Zuccarelli : «La Corse n’est pas raciste»

ALM : Des jeunes manifestent dans la rue contre l’arrestation des membres de Clandestini Corsi. Que pensez-vous de ce groupuscule ?
Emile Zuccarelli : Clandestini Corsi ne mène pas une action politique de rejet de l’immigration maghrébine. Ses actions ressortissent au milieu. C’est un problème de petits voyous qui se bagarrent entre eux. Certains sont Corses de lointaines origines. D’autres sont Maghrébins. Nous sommes dans une histoire de “voyourisme“ qui appelle le traitement que la Justice réserve aux délits et aux crimes du milieu.
Quel verdict attendez-vous de la justice ?
Le plus sévère qui soit. Je suis d’autant plus sévère moi-même que je pense que ces actions ont un caractère aggravant, parce qu’elles jettent sur la Corse une image imméritée et lourde à porter. J’en veux à ces petits voyous de nous faire passer pour des racistes. Ce que nous ne sommes pas. La Corse n’est pas raciste.

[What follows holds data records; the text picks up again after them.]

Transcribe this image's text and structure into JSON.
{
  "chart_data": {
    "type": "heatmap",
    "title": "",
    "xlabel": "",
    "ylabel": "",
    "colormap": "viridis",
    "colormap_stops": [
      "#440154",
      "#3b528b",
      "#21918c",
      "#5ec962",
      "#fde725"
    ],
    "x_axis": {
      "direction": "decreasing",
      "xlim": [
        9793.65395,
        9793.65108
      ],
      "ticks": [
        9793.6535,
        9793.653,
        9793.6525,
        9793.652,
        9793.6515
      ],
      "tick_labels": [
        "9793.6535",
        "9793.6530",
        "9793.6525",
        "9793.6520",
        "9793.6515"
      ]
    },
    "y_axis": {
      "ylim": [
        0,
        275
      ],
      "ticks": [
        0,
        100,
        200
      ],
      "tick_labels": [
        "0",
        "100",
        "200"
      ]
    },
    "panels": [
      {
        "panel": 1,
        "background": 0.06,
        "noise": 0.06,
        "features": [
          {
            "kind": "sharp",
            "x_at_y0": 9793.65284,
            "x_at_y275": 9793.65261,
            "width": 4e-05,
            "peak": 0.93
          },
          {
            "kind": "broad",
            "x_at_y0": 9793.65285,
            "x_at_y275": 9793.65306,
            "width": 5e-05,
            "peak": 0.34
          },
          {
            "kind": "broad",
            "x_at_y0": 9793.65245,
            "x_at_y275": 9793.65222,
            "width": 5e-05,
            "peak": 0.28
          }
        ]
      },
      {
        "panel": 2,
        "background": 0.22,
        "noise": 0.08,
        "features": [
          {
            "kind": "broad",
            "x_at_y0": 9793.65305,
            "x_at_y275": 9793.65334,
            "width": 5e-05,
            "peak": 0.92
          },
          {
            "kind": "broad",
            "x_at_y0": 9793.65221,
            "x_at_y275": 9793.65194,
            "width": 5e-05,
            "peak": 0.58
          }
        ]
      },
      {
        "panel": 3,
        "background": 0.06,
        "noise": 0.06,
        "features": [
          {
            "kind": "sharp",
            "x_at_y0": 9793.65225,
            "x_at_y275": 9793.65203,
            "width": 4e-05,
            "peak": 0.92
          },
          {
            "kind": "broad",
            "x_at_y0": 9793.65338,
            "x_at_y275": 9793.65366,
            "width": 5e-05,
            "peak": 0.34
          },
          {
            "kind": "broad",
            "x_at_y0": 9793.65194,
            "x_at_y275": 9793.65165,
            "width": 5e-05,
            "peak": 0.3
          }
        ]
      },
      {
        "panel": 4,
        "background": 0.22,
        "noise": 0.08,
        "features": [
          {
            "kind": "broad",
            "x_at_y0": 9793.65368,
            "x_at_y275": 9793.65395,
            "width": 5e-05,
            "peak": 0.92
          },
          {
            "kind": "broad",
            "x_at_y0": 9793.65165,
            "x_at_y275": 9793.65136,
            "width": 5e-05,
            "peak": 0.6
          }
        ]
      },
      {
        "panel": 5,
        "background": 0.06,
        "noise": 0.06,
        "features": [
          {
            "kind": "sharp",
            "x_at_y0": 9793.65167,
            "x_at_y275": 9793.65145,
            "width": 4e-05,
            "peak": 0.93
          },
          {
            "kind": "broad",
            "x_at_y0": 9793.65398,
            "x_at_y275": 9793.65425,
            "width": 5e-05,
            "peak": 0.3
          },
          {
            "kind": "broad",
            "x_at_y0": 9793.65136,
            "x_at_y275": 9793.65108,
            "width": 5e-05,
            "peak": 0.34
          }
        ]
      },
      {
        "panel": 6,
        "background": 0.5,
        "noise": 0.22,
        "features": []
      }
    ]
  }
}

Pourtant, des actes racistes existent…
Je ne dis pas qu’il n’y a pas en Corse de racistes. Mais il n’y en a ni plus ni moins que dans n’importe quelle partie de la France. A cette différence près qu’à cause des événements que nous connaissons depuis des années, l’usage de l’explosif et du plastic tient lieu d’argument pour dénouer toutes les querelles : amoureuses, commerciales, idéologiques, de voisinage ou autres. Avec cette façon de faire, le propos raciste peut passer plus vite et plus facilement, hélas, à un acte agressif en forme d’explosion. Mais je répète que la Corse n’est pas plus raciste qu’ailleurs.
Quel regard portez-vous sur la communauté maghrébine établie à Bastia ?
La communauté maghrébine qui vit à Bastia y est bien accueillie, bien appréciée. Et moi, je suis de ceux qui disent que toute personne, quelle que soit son origine, qui vit sur cette ville y est chez elle. Et je n’oublie pas que Bastia a été libérée le 4 octobre 1943 par les tabors marocains. Rien dans les règlements municipaux ne doit porter atteinte, d’une manière ou d’une autre, à l’égalité des droits de tous les gens qui habitent dans cette ville.
J’y veille beaucoup et je veille particulièrement à ce que la communauté marocaine soit traitée avec tous les égards dus à une population honnête, travailleuse et qui nous rappelle la libération de la Corse. Et moi, je ne l’oublie pas.
Il y a pourtant des familles qui partent.
Quand il y a des actes abjects, les gens peuvent prendre peur. C’est l’une des conséquences dommageables des comportements racistes que je réprouve totalement. Maintenant, il m’est difficile de forcer les gens à revenir ou de rester.
Pour la part qui m’incombe, je protégerai les gens qui vivent en Corse, d’où qu’ils viennent, dès lors qu’ils respectent les lois convenablement. Ce qui est le cas de l’immense majorité de la communauté maghrébine.
Comment la ville réagit au racket dont font l’objet les commerçants de cette communauté ?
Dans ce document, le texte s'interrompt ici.